A Câmara Municipal de Teresina aprovou, na manhã desta terça-feira (24), em primeira votação, o projeto de lei complementar que altera as regras de cálculo do IPTU. A proposta foi votada em regime de urgência em uma única sessão no plenário. O vereador Petrus Evelyn votou contra a matéria. Durante a tramitação, o vereador João Pereira chegou a pedir vistas do projeto.
O texto estabelece um modelo de transição para a aplicação da nova Planta de Valores Genéricos, com o objetivo de reduzir o impacto imediato da atualização sobre os contribuintes. A aplicação será escalonada entre 2026 e 2035. No primeiro ano, será considerado 50% do valor do terreno e 70% da edificação, com aumento progressivo ao longo dos anos.
Outro ponto central da proposta é a criação de um limitador anual para o imposto. O projeto define que o valor do IPTU não poderá ter aumento superior a 25% em relação ao ano anterior, funcionando como mecanismo de contenção de elevações consideradas abruptas.
O texto mantém as isenções concedidas em 2026 e impede cobrança adicional para contribuintes já beneficiados no primeiro lançamento. A partir de 2027, as regras passam a considerar a atualização monetária e o próprio escalonamento da planta de valores.
A base de cálculo do imposto será atualizada pelo IPCA-E, combinada com as regras de transição. O projeto também altera o Código Tributário do Município e fixa em R$ 130.000,00 o limite de valor venal para concessão de isenção.
Para imóveis novos, o projeto prevê regras específicas. Nesses casos, o limitador de crescimento não será aplicado no primeiro lançamento, já que não há base anterior para comparação.
A proposta também autoriza a restituição ou compensação de valores pagos a mais no exercício de 2026, mediante solicitação do contribuinte ou por meio de procedimento administrativo.
A estimativa apresentada no projeto aponta uma redução de aproximadamente R$ 125 milhões no valor total lançado do IPTU em 2026, em comparação com o cenário sem as novas regras. O texto segue para novas etapas de tramitação no Legislativo.
O líder Bruno Vilarinho (PRD) destacou o diálogo entre os vereadores e a necessidade de aprovação da matéria em regime de urgência.
“Para agradecer os pares dessa Casa, isso mostra que a gente mantém um diálogo muito bom com os colegas aqui. O comprometimento dos vereadores com a cidade de Teresina. Esse diálogo foi feito na Prefeitura, onde o prefeito abriu as portas. Teve audiência pública aqui nesta Casa. Ontem nós tivemos a presença do presidente do Tribunal de Contas e de conselheiros, que também participaram da discussão”, afirmou.
O líder acrescentou que o projeto atende à necessidade de arrecadação e explicou a tramitação da matéria.
“O IPTU é uma das maiores fontes de arrecadação da Prefeitura de Teresina. Essa cobrança está suspensa, por isso pedimos o regime de urgência. Também respeitamos o direito do vereador João Pereira de pedir vistas, o que contribuiu para a votação em primeira análise.
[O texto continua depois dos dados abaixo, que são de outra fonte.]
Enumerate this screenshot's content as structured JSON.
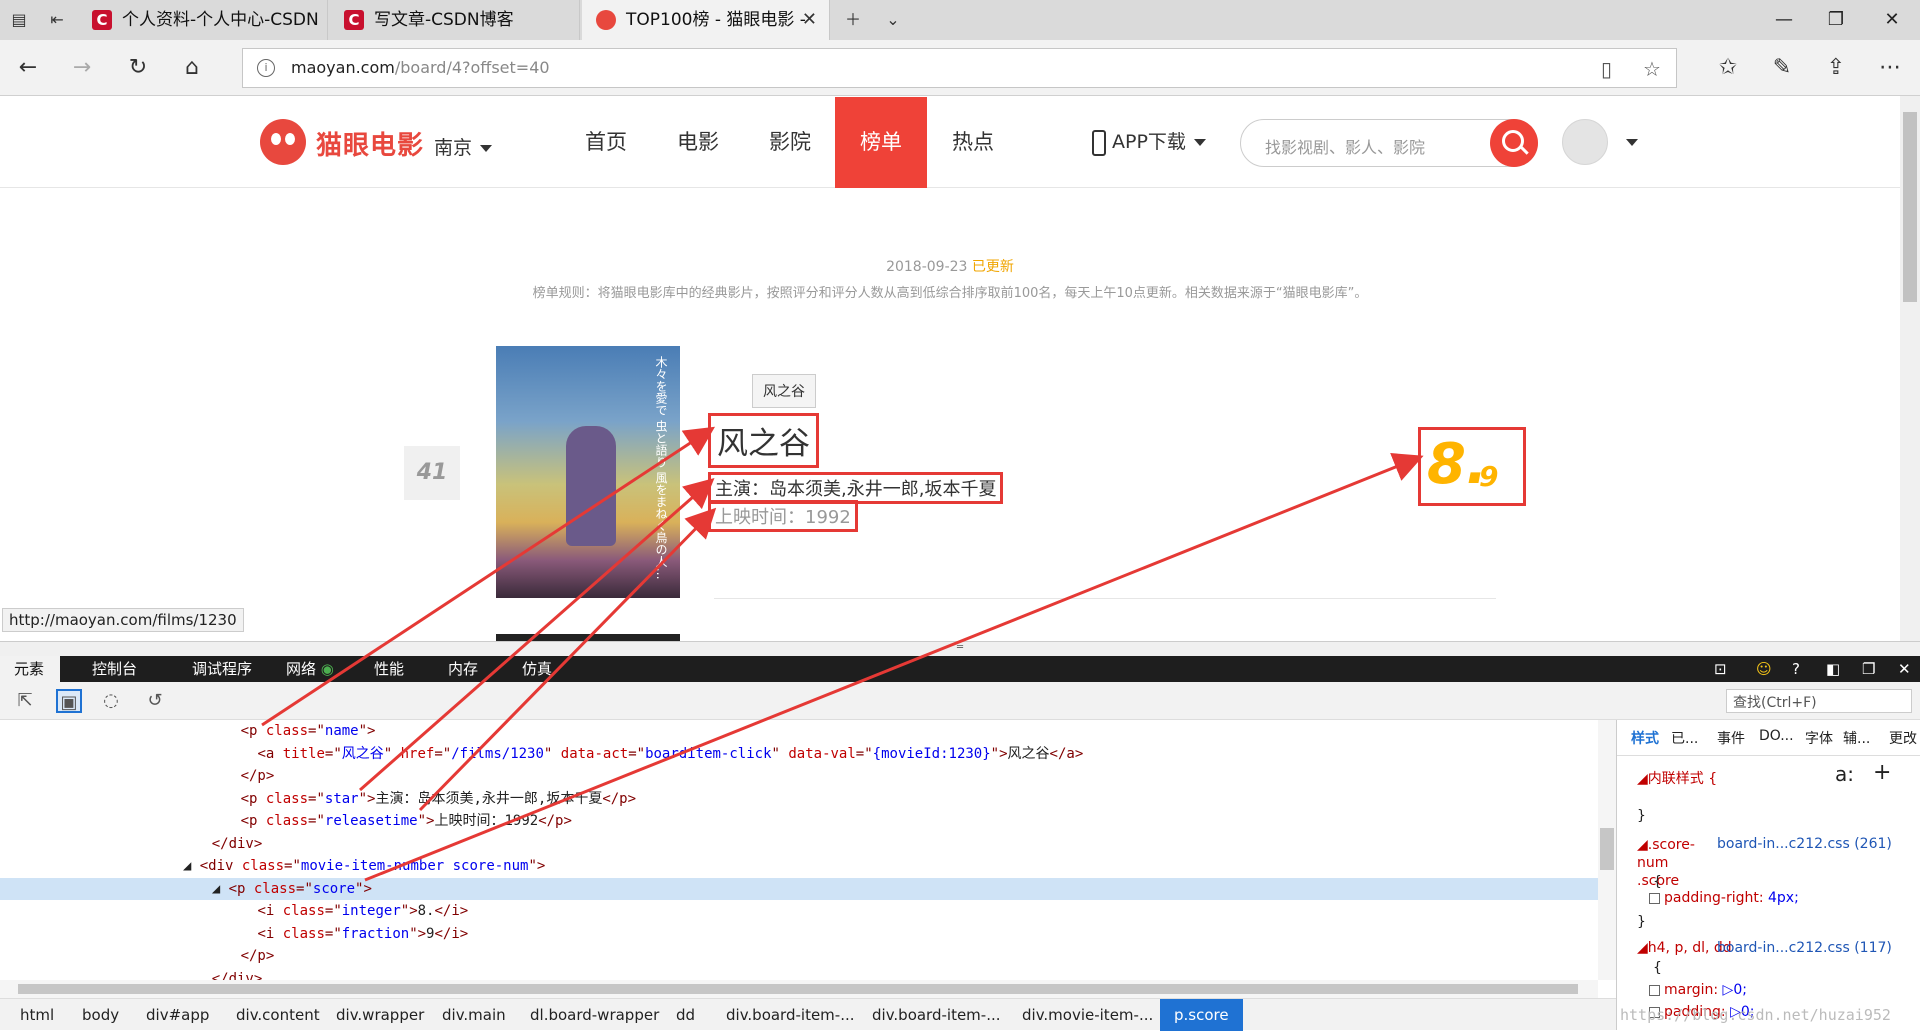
{
  "browser": {
    "tabs": [
      {
        "title": "个人资料-个人中心-CSDN"
      },
      {
        "title": "写文章-CSDN博客"
      },
      {
        "title": "TOP100榜 - 猫眼电影 -"
      }
    ],
    "url_host": "maoyan.com",
    "url_path": "/board/4?offset=40",
    "status_url": "http://maoyan.com/films/1230"
  },
  "site": {
    "logo": "猫眼电影",
    "city": "南京",
    "nav": [
      "首页",
      "电影",
      "影院",
      "榜单",
      "热点"
    ],
    "app_download": "APP下载",
    "search_placeholder": "找影视剧、影人、影院"
  },
  "board": {
    "update_date": "2018-09-23",
    "update_status": "已更新",
    "rules": "榜单规则：将猫眼电影库中的经典影片，按照评分和评分人数从高到低综合排序取前100名，每天上午10点更新。相关数据来源于“猫眼电影库”。"
  },
  "movie": {
    "rank": "41",
    "tooltip": "风之谷",
    "name": "风之谷",
    "star": "主演：岛本须美,永井一郎,坂本千夏",
    "releasetime": "上映时间：1992",
    "score_integer": "8.",
    "score_fraction": "9",
    "poster_text": "木々を愛で 虫と語り 風をまねく鳥の人…"
  },
  "devtools": {
    "tabs": [
      "元素",
      "控制台",
      "调试程序",
      "网络",
      "性能",
      "内存",
      "仿真"
    ],
    "find_placeholder": "查找(Ctrl+F)",
    "code_lines": [
      {
        "indent": "      ",
        "parts": [
          [
            "tag",
            "<p "
          ],
          [
            "attr",
            "class"
          ],
          [
            "tag",
            "=\""
          ],
          [
            "val",
            "name"
          ],
          [
            "tag",
            "\">"
          ]
        ]
      },
      {
        "indent": "        ",
        "parts": [
          [
            "tag",
            "<a "
          ],
          [
            "attr",
            "title"
          ],
          [
            "tag",
            "=\""
          ],
          [
            "val",
            "风之谷"
          ],
          [
            "tag",
            "\" "
          ],
          [
            "attr",
            "href"
          ],
          [
            "tag",
            "=\""
          ],
          [
            "val",
            "/films/1230"
          ],
          [
            "tag",
            "\" "
          ],
          [
            "attr",
            "data-act"
          ],
          [
            "tag",
            "=\""
          ],
          [
            "val",
            "boarditem-click"
          ],
          [
            "tag",
            "\" "
          ],
          [
            "attr",
            "data-val"
          ],
          [
            "tag",
            "=\""
          ],
          [
            "val",
            "{movieId:1230}"
          ],
          [
            "tag",
            "\">"
          ],
          [
            "txt",
            "风之谷"
          ],
          [
            "tag",
            "</a>"
          ]
        ]
      },
      {
        "indent": "      ",
        "parts": [
          [
            "tag",
            "</p>"
          ]
        ]
      },
      {
        "indent": "      ",
        "parts": [
          [
            "tag",
            "<p "
          ],
          [
            "attr",
            "class"
          ],
          [
            "tag",
            "=\""
          ],
          [
            "val",
            "star"
          ],
          [
            "tag",
            "\">"
          ],
          [
            "txt",
            "主演：岛本须美,永井一郎,坂本千夏"
          ],
          [
            "tag",
            "</p>"
          ]
        ]
      },
      {
        "indent": "      ",
        "parts": [
          [
            "tag",
            "<p "
          ],
          [
            "attr",
            "class"
          ],
          [
            "tag",
            "=\""
          ],
          [
            "val",
            "releasetime"
          ],
          [
            "tag",
            "\">"
          ],
          [
            "txt",
            "上映时间：1992"
          ],
          [
            "tag",
            "</p>"
          ]
        ]
      },
      {
        "indent": "    ",
        "parts": [
          [
            "tag",
            "</div>"
          ]
        ]
      },
      {
        "indent": "  ◢ ",
        "parts": [
          [
            "tag",
            "<div "
          ],
          [
            "attr",
            "class"
          ],
          [
            "tag",
            "=\""
          ],
          [
            "val",
            "movie-item-number score-num"
          ],
          [
            "tag",
            "\">"
          ]
        ]
      },
      {
        "indent": "    ◢ ",
        "parts": [
          [
            "tag",
            "<p "
          ],
          [
            "attr",
            "class"
          ],
          [
            "tag",
            "=\""
          ],
          [
            "val",
            "score"
          ],
          [
            "tag",
            "\">"
          ]
        ]
      },
      {
        "indent": "        ",
        "parts": [
          [
            "tag",
            "<i "
          ],
          [
            "attr",
            "class"
          ],
          [
            "tag",
            "=\""
          ],
          [
            "val",
            "integer"
          ],
          [
            "tag",
            "\">"
          ],
          [
            "txt",
            "8."
          ],
          [
            "tag",
            "</i>"
          ]
        ]
      },
      {
        "indent": "        ",
        "parts": [
          [
            "tag",
            "<i "
          ],
          [
            "attr",
            "class"
          ],
          [
            "tag",
            "=\""
          ],
          [
            "val",
            "fraction"
          ],
          [
            "tag",
            "\">"
          ],
          [
            "txt",
            "9"
          ],
          [
            "tag",
            "</i>"
          ]
        ]
      },
      {
        "indent": "      ",
        "parts": [
          [
            "tag",
            "</p>"
          ]
        ]
      },
      {
        "indent": "    ",
        "parts": [
          [
            "tag",
            "</div>"
          ]
        ]
      }
    ],
    "breadcrumbs": [
      "html",
      "body",
      "div#app",
      "div.content",
      "div.wrapper",
      "div.main",
      "dl.board-wrapper",
      "dd",
      "div.board-item-...",
      "div.board-item-...",
      "div.movie-item-...",
      "p.score"
    ],
    "styles_tabs": [
      "样式",
      "已...",
      "事件",
      "DO...",
      "字体",
      "辅...",
      "更改"
    ],
    "inline_style": "◢内联样式  {",
    "close_brace": "}",
    "rule1_selector": "◢.score-num .score",
    "rule1_source": "board-in...c212.css (261)",
    "rule1_prop": "padding-right:",
    "rule1_value": "4px;",
    "rule2_selector": "◢h4, p, dl, dd",
    "rule2_source": "board-in...c212.css (117)",
    "rule2_prop1": "margin:",
    "rule2_val1": "▷0;",
    "rule2_prop2": "padding:",
    "rule2_val2": "▷0;",
    "watermark": "https://blog.csdn.net/huzai952"
  }
}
A proposta ainda deve voltar ao plenário dentro do prazo de 24 horas para nova votação”, disse.
O vereador João Pereira (PT), que pediu vistas, defendeu a ampliação do debate e a possibilidade de redução do limite de aumento do imposto.
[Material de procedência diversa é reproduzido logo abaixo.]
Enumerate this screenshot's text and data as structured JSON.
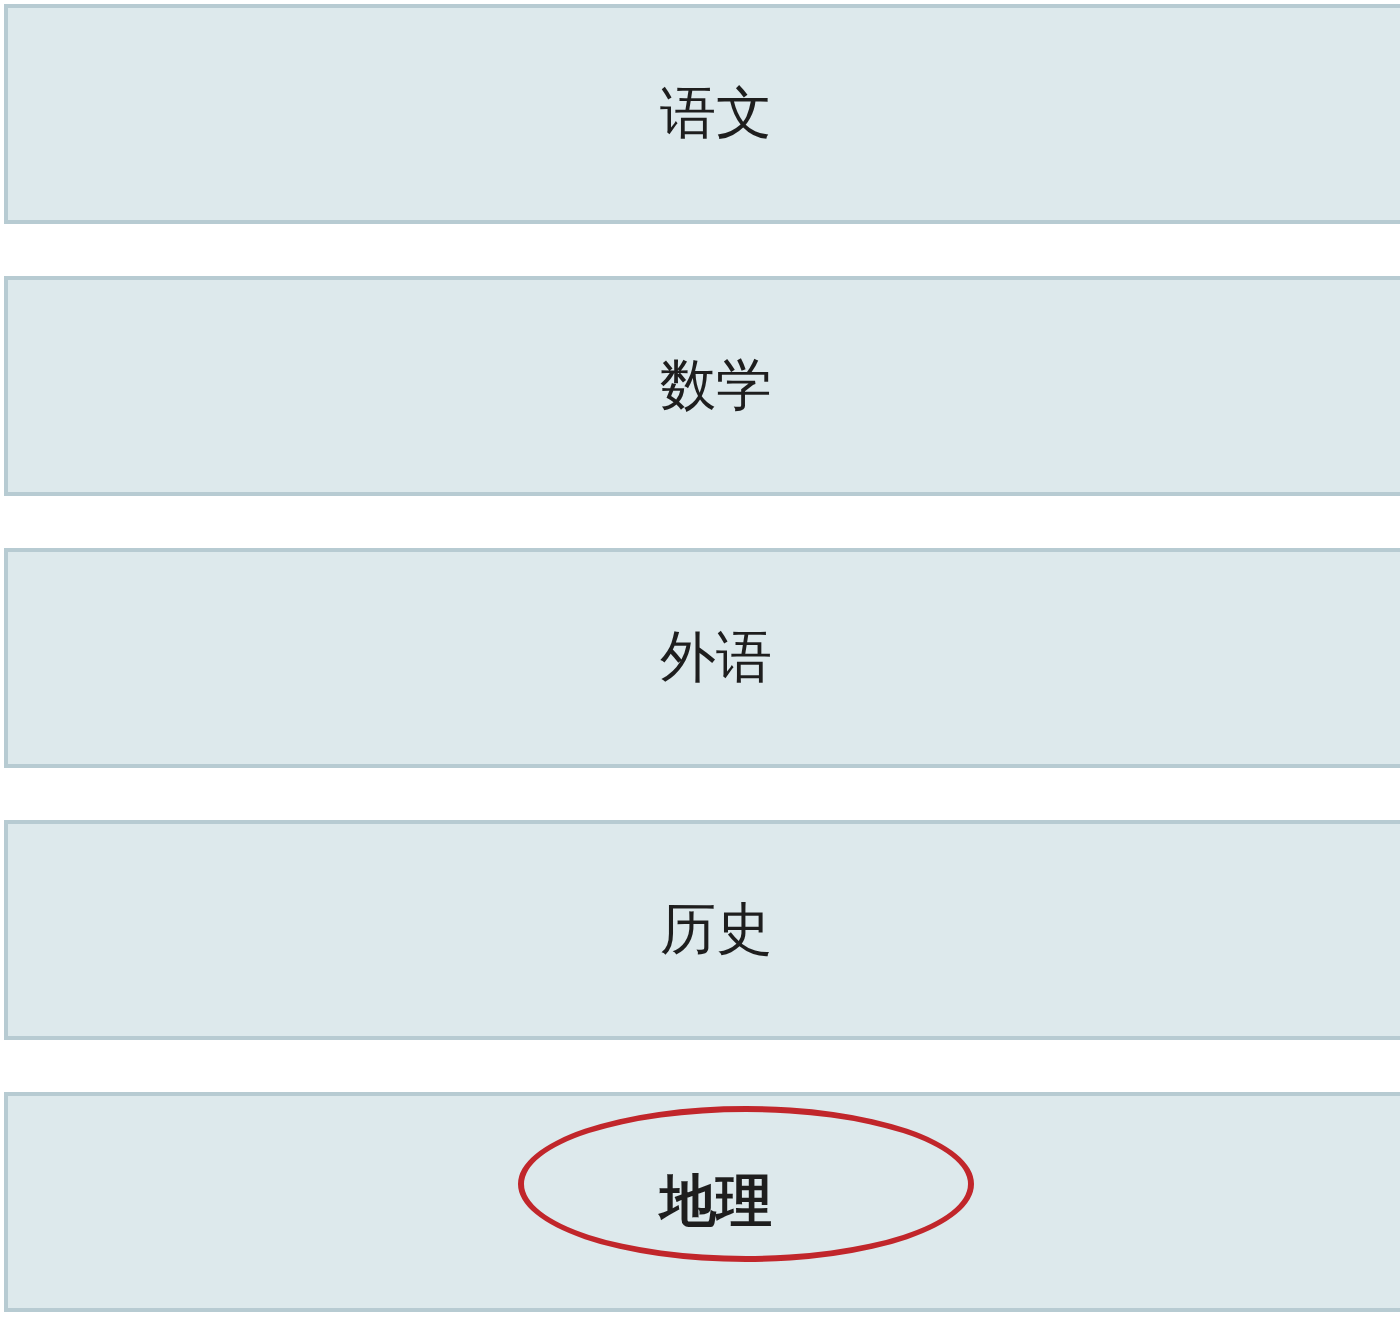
{
  "subjects": [
    {
      "label": "语文",
      "circled": false
    },
    {
      "label": "数学",
      "circled": false
    },
    {
      "label": "外语",
      "circled": false
    },
    {
      "label": "历史",
      "circled": false
    },
    {
      "label": "地理",
      "circled": true
    }
  ]
}
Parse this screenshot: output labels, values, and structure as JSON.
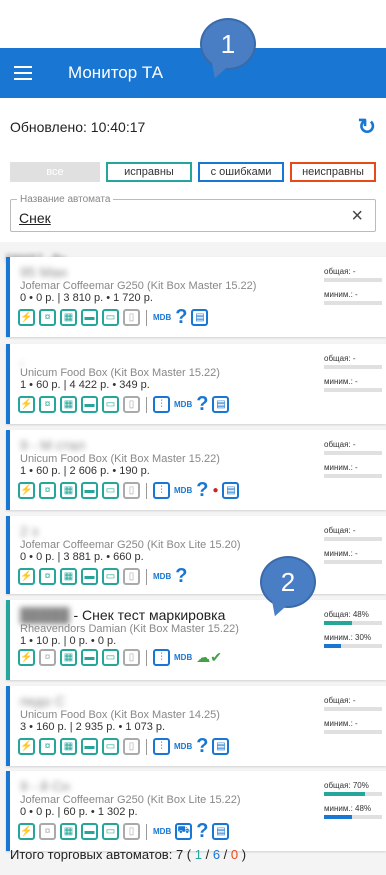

“Eu tenho dito, desde 2025, da necessidade de a gente fazer uma discussão ampla. Só o aumento de IPTU não resolve os problemas de Teresina. Em dez anos, a arrecadação saiu de cerca de R$ 60 milhões para R$ 166 milhões. A planta genérica precisa ser discutida, mas com equilíbrio entre arrecadação e capacidade do contribuinte”, explicou.
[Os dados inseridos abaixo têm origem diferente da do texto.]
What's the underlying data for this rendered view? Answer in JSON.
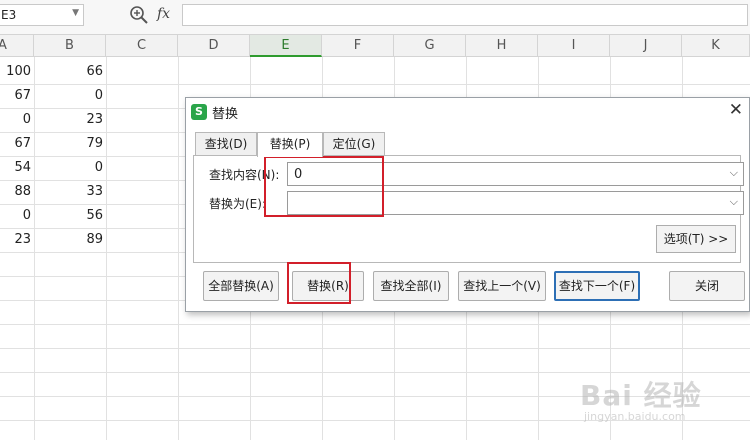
{
  "formula_bar": {
    "name_box": "E3",
    "fx_label": "fx",
    "formula": ""
  },
  "grid": {
    "columns": [
      "A",
      "B",
      "C",
      "D",
      "E",
      "F",
      "G",
      "H",
      "I",
      "J",
      "K"
    ],
    "active_column": "E",
    "rows": [
      {
        "a": "100",
        "b": "66"
      },
      {
        "a": "67",
        "b": "0"
      },
      {
        "a": "0",
        "b": "23"
      },
      {
        "a": "67",
        "b": "79"
      },
      {
        "a": "54",
        "b": "0"
      },
      {
        "a": "88",
        "b": "33"
      },
      {
        "a": "0",
        "b": "56"
      },
      {
        "a": "23",
        "b": "89"
      }
    ]
  },
  "dialog": {
    "title": "替换",
    "icon_letter": "S",
    "tabs": [
      {
        "label": "查找(D)",
        "active": false
      },
      {
        "label": "替换(P)",
        "active": true
      },
      {
        "label": "定位(G)",
        "active": false
      }
    ],
    "find_label": "查找内容(N):",
    "find_value": "0",
    "replace_label": "替换为(E):",
    "replace_value": "",
    "options_label": "选项(T) >>",
    "buttons": {
      "replace_all": "全部替换(A)",
      "replace": "替换(R)",
      "find_all": "查找全部(I)",
      "find_prev": "查找上一个(V)",
      "find_next": "查找下一个(F)",
      "close": "关闭"
    }
  },
  "watermark": {
    "main": "Bai 经验",
    "sub": "jingyan.baidu.com"
  },
  "colors": {
    "annotation_red": "#d21f2a",
    "accent_green": "#2aa54a",
    "focus_blue": "#2d6fb5"
  }
}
O parlamentar afirmou que pretende apresentar emenda para reduzir o teto de crescimento do imposto.
“Por isso que eu pedi vista nesse projeto. Já me reuni com técnicos e representantes do setor imobiliário para discutir uma proposta mais justa. A ideia é reduzir a trava de aumento de 25% para 15%, buscando um ajuste que não penalize o contribuinte”, acrescentou.